PhD research: Simon Reynolds on how taste is formed in web 2.0 environments
Today’s offering is from Simon Reynolds.
How is taste formed in web 2.0 environments? How is taste formed in the print media? How would you identify the crucial differences, if at all?
Difficult to say, buzz seems to condense around artists in a more diffuse swarm-like or flock-like manner than it used to. However I daresay if you were to break down and closely analyse any given “hype” (I don’t mean that in a pejorative sense particularly) you would find that there are still some key actors who get the ball rolling. Back in 2005 or 2006 or whenever it was, the buzz around M.I.A. seemed to spring up out of nowhere on the web, but at the same time Sasha Frere-Jones’s piece in the New Yorker was a key threshold moment in terms of the phenomenon’s escalation and lift-off. Clearly it is possible for leading critics to have sway but they are loud voices within a panopoly of voices, a hubbub of opinion.
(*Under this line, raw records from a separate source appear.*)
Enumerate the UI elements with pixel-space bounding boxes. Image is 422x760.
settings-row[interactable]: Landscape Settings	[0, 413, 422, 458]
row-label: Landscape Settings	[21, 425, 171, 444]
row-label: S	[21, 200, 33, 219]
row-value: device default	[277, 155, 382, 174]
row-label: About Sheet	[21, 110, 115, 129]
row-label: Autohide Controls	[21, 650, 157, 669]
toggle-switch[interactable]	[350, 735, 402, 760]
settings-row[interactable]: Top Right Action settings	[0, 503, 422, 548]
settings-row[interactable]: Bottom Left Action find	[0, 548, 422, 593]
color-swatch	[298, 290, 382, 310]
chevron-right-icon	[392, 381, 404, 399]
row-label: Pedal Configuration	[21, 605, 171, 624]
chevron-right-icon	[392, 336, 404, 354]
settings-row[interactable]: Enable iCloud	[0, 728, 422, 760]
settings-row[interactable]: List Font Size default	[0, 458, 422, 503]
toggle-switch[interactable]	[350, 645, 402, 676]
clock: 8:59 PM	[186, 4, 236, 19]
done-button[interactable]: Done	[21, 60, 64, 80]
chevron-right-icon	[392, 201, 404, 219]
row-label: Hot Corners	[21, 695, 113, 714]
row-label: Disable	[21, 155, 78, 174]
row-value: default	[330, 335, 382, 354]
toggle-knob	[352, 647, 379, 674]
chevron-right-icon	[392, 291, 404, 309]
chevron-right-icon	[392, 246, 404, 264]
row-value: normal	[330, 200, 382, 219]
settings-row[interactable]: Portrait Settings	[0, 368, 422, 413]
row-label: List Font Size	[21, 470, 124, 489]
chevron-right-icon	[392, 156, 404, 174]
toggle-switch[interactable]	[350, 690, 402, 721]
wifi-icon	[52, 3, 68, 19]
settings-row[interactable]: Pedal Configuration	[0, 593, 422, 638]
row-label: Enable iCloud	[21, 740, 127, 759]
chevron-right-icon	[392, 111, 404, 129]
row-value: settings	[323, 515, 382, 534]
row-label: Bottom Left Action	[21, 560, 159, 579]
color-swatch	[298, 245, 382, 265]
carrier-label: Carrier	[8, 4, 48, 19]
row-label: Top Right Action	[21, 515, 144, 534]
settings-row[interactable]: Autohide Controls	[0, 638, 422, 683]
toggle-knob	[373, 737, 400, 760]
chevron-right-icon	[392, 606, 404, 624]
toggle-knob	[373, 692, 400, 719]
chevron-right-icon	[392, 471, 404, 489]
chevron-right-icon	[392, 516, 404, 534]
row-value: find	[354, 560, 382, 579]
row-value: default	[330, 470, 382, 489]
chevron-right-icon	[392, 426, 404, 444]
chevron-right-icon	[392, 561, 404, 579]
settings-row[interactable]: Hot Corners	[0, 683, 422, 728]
Those other opinions doubtless always existed – in pub conversations and so forth– but they now they have a visible venting place.
Overall I think there is less group-think, in that web culture is driven by the impulse to differentiate oneself, so there is a lot less cultural capital to be generated from agreeing than there is from disagreeing. To stand out in the blog world or on message boards requires forming a different opinion, so I think there is a kind of innate digiculture logic towards dissensus rather than consensus.
M.I.A. was a rare example of the opposite tendency, it was almost a throwback in terms of there being a lock-step thing of nearly everybody – professional, semi-professional, and amateur opionators—getting behind her. But there were still a fair few dissenting voices, sceptics like myself.